Comparing minerals per 100 grams for Boiled Oriental Radishes vs Canned Carrots with Salt:
- 100 grams of Boiled Oriental Radishes have 1.6 times more Potassium than Canned Carrots with Salt.
- While 100 g of Drained Canned Carrots with Salt contain 1.5 times more Calcium, 4.3 times more Iron, 13.6 times more Manganese, 18.6 times more Sodium and 2 times more Zinc than Boiled and Drained Oriental Radishes.
- Both Boiled Oriental Radishes and Canned Carrots with Salt contain similar levels of Copper, Phosphorus and Water per 100 grams.
- 100 grams of Boiled Oriental Radishes lack sufficient amounts of Calcium, Iron, Manganese and Zinc
- 100 grams of Canned Carrots with Salt lack sufficient amounts of Magnesium
- Both Boiled and Drained Oriental Radishes as well as Drained Canned Carrots with Salt lack sufficient amounts of Selenium in 100 grams.
Comparison of macro-nutrients per 100 grams:
- 100 grams of Boiled Oriental Radishes have 6.3 times more Omega 3 than Canned Carrots with Salt.
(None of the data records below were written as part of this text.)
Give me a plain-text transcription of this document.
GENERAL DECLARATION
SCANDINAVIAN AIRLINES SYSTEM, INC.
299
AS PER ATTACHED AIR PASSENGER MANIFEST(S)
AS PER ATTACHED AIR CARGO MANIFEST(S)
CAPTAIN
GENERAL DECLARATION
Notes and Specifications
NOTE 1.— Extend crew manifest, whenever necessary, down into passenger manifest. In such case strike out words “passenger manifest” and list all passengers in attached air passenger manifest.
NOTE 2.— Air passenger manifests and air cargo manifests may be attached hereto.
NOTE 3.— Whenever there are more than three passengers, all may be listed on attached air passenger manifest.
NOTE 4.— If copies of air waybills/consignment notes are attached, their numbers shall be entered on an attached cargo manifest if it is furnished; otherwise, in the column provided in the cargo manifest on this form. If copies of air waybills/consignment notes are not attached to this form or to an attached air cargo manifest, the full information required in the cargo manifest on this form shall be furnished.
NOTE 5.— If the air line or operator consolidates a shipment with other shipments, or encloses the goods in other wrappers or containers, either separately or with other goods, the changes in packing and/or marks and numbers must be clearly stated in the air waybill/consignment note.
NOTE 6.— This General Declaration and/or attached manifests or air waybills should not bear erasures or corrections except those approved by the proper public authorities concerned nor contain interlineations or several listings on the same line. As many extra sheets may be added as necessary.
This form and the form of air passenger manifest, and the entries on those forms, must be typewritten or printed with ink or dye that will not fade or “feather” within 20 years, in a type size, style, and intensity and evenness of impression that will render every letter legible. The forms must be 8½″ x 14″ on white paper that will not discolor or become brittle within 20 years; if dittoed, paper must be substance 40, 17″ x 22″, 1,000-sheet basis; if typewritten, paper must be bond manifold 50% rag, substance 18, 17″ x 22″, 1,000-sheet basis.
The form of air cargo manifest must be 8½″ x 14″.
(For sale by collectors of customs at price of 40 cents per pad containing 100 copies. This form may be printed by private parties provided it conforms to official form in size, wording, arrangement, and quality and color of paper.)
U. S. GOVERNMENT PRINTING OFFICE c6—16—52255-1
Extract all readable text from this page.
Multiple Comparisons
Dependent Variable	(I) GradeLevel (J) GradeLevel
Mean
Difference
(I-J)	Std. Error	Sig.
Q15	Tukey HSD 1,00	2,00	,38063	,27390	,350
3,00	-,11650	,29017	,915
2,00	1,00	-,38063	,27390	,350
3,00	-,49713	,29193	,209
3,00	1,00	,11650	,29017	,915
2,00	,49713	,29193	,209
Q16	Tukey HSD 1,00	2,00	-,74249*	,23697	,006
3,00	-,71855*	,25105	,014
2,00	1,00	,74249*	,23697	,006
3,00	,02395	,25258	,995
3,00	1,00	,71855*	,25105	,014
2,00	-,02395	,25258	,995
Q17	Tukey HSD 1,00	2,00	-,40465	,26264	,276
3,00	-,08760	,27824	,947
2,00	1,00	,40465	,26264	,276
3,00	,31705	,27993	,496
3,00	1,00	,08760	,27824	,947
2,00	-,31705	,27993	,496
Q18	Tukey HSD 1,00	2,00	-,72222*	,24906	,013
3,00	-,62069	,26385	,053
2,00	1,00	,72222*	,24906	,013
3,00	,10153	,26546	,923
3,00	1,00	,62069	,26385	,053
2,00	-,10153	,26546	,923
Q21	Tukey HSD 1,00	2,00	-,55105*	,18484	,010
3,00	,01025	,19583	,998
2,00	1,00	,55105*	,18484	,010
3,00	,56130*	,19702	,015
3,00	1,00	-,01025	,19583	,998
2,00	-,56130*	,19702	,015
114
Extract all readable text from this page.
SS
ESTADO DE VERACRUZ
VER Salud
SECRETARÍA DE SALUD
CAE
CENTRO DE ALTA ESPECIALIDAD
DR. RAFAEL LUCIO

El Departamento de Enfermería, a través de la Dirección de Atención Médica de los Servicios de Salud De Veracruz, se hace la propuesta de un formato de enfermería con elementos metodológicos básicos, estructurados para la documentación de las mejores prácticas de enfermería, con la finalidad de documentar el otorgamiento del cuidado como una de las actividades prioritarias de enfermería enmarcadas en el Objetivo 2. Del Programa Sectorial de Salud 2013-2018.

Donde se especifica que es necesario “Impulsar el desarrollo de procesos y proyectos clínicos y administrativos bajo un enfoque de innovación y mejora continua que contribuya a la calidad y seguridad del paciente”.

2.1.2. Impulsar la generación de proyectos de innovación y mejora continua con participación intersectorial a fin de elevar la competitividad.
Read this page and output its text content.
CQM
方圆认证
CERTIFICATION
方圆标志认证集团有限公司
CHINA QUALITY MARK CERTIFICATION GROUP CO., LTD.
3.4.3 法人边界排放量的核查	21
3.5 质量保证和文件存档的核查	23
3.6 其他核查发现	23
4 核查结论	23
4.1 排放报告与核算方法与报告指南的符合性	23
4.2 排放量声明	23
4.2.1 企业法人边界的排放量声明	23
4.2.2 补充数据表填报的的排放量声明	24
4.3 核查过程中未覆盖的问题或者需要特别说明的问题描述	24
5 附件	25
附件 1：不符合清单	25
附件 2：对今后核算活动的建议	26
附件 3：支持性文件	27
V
- While 100 g of Drained Canned Carrots with Salt contain 1.6 times more Carbohydrate and 1.4 times more Sugars than Boiled and Drained Oriental Radishes.
- Both Boiled Oriental Radishes and Canned Carrots with Salt offer comparable quantities of Fiber per 100 grams.
- 100 grams of Canned Carrots with Salt provide inadequate amounts of Omega 3
- Both Boiled and Drained Oriental Radishes as well as Drained Canned Carrots with Salt provide inadequate amounts of Energy, Omega 6 and Protein in 100 grams.